Le PS s’est évadé
Il y aura une liste socialiste autonome aux prochaines européennes. La gauche française vient peut-être de vivre un tournant décisif, bien au-delà de la simple échéance du printemps prochain
Vive le PS libre ! À l’unanimité de son bureau politique, le Parti socialiste a voté un texte d’orientation qui prévoit la constitution d’une liste autonome pour les prochaines élections européennes. C’est un succès pour Hélène Geoffroy et Nicolas Mayer-Rossignol, chefs des deux minorités socialistes (regroupant la moitié du parti), qui plaidaient pour cette stratégie depuis l’origine, quand la direction cherchait à ménager encore la possibilité de rejoindre une liste unique avec LFI. La décision des Verts et du PCF, qui avaient déjà opté pour leur propre liste, a bien sûr pesé dans la balance. Mais la pression des opposants à la direction a emporté le morceau : comme le souligne Mayer-Rossignol, la ligne de la minorité est soudain devenue majoritaire.
Jean-Luc Mélenchon, qui menait depuis des semaines une campagne un peu lourdingue en faveur d’une liste commune, allant jusqu’à proposer à Ségolène Royal de la conduire (avant de changer d’avis) peut donc aller se rhabiller. Comme il est logique dans un scrutin proportionnel, chaque parti courra sous ses propres couleurs, sachant que, selon tous les sondages, cette tactique ralliera à la gauche plus de suffrages qu’une liste unique, et enverra donc au Parlement européen plus de députés de gauche, au moment où la droite nationaliste ne cesse de progresser sur le continent.
Fin de l’union de la gauche ? Rien n’est décidé sur ce point, mais les socialistes unanimes ont enfin compris que les déchirants appels de LFI à l’unité visaient surtout à geler les rapports de force internes à la NUPES, sur la base du vote de 2022, outrageusement favorable à LFI. En imposant une liste unique, les Insoumis cherchaient avant tout à maintenir leur hégémonie sur la gauche. Or, là aussi, les enquêtes d’opinion répétées montrent que le scrutin du printemps prochain place les trois principales formations de la gauche – PS, Verts et LFI – à peu près à égalité.

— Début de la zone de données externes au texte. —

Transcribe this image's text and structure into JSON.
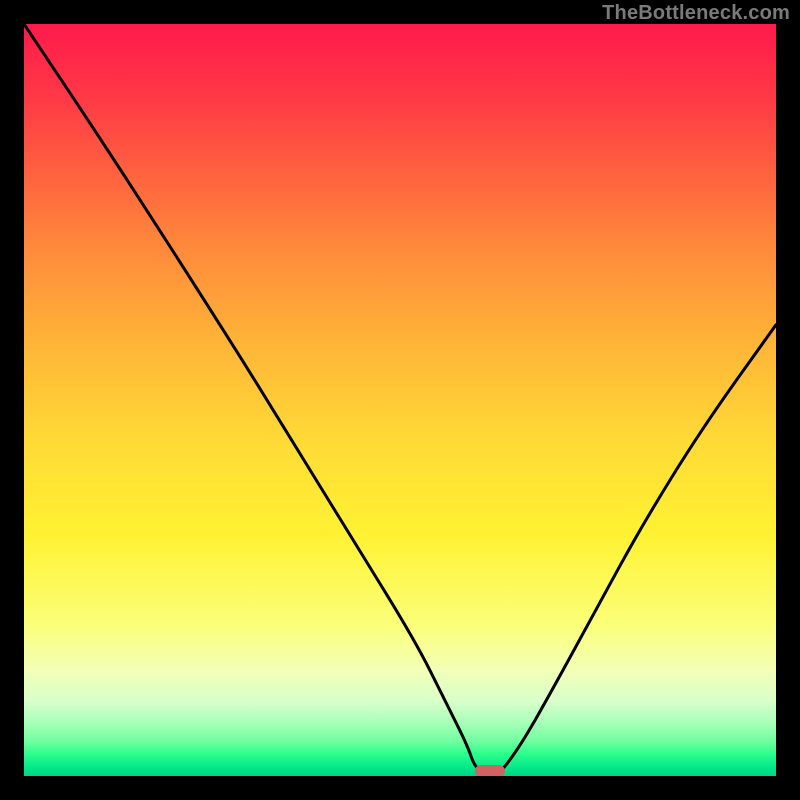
{
  "watermark": "TheBottleneck.com",
  "chart_data": {
    "type": "line",
    "title": "",
    "xlabel": "",
    "ylabel": "",
    "xlim": [
      0,
      100
    ],
    "ylim": [
      0,
      100
    ],
    "grid": false,
    "series": [
      {
        "name": "bottleneck-curve",
        "x": [
          0,
          12,
          28,
          36,
          44,
          52,
          56,
          59,
          60,
          62,
          63,
          66,
          70,
          76,
          82,
          90,
          100
        ],
        "values": [
          100,
          82,
          57,
          44,
          31,
          18,
          10,
          4,
          1,
          0,
          0,
          4,
          11,
          22,
          33,
          46,
          60
        ]
      }
    ],
    "marker": {
      "name": "optimal-point",
      "x": 62,
      "y": 0,
      "color": "#d06262"
    },
    "background_gradient": {
      "orientation": "vertical",
      "stops": [
        {
          "pos": 0.0,
          "color": "#ff1a4b"
        },
        {
          "pos": 0.3,
          "color": "#ff8a3b"
        },
        {
          "pos": 0.55,
          "color": "#ffd936"
        },
        {
          "pos": 0.8,
          "color": "#fbff7a"
        },
        {
          "pos": 0.93,
          "color": "#a6ffb8"
        },
        {
          "pos": 1.0,
          "color": "#00d285"
        }
      ]
    }
  }
}
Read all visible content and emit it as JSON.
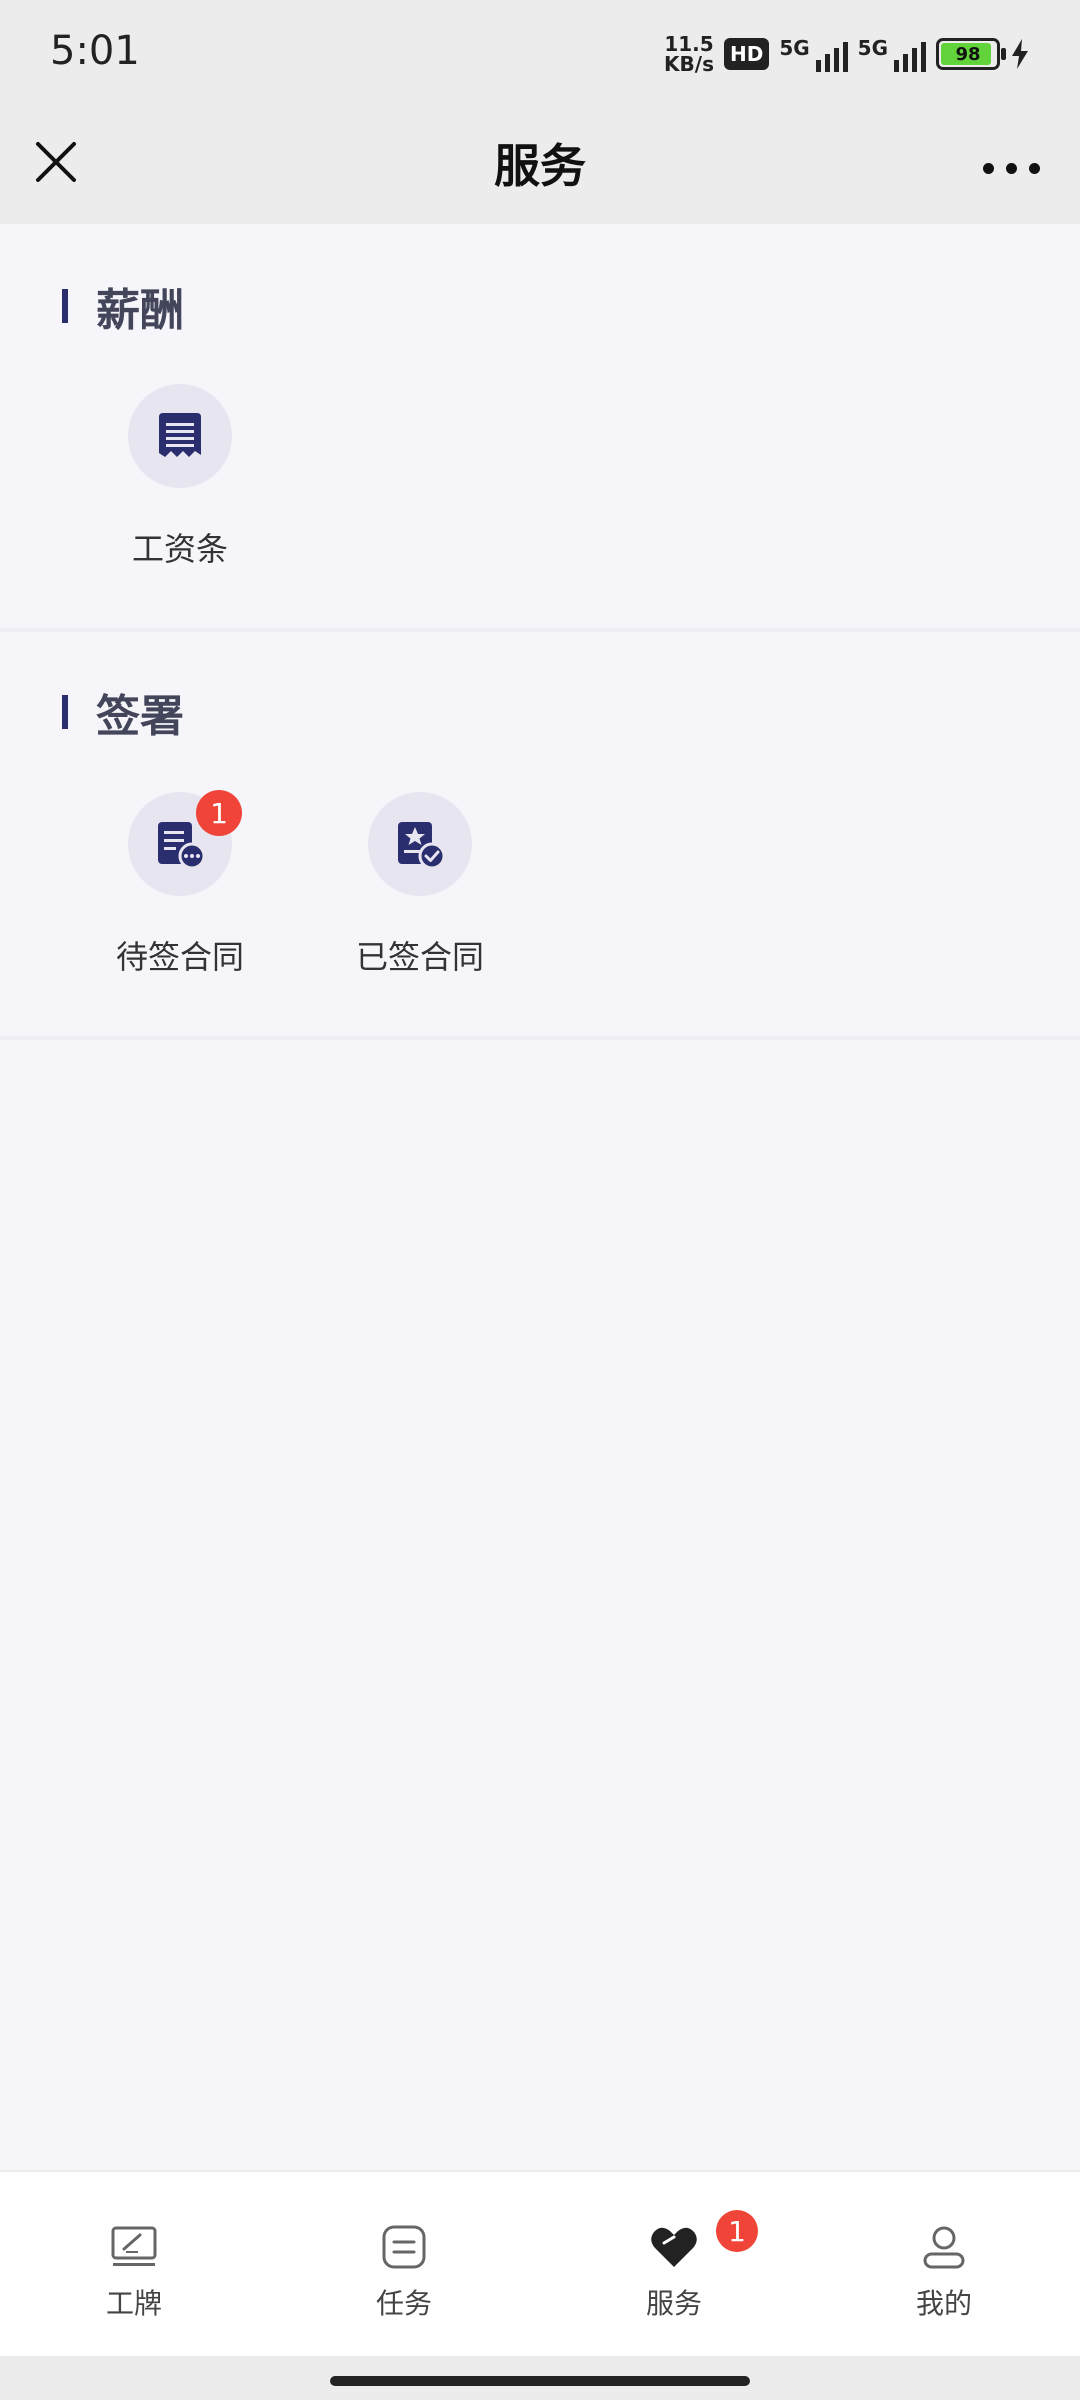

Si tel est le cas (rien n’est joué, bien sûr), Jean-Luc Mélenchon, avec un score ramené à son niveau habituel (environ 10%) ne pourra plus prétendre faire la pluie et le beau temps. D’où son ire et son amertume…
Il restera ensuite trois ans avant la prochaine présidentielle, soit un laps de temps largement suffisant pour négocier une union nouvelle, où le pôle réformiste équilibrera le pôle radical, configuration nettement plus favorable à une victoire. Encore faut-il que le PS remplisse deux conditions sine qua non : défendre un projet européen neuf et crédible ; présenter une liste qui réunisse en son sein le PS et tous ceux qui partagent peu ou prou ses orientations, les radicaux, la petite formation de Raphaël Glucksmann Place publique, mais aussi la Convention de Bernard Cazeneuve, ainsi que les clubs et think tanks qui réfléchissent depuis trois ans à la rénovation du programme de la gauche responsable. Il y a cinquante ans, François Mitterrand avait suivi un processus simple : réunir les socialistes, puis réunir la gauche. L’aventure avait démarré à Épinay, dont on avait à l’époque dit que c’était un congrès bricolé sans grande importance.
Peut-être, mutatis mutandis, venons-nous d’assister à un événement de ce type, petit par ses dimensions, grand par ses conséquences, qui relance, lui aussi, l’espoir à gauche.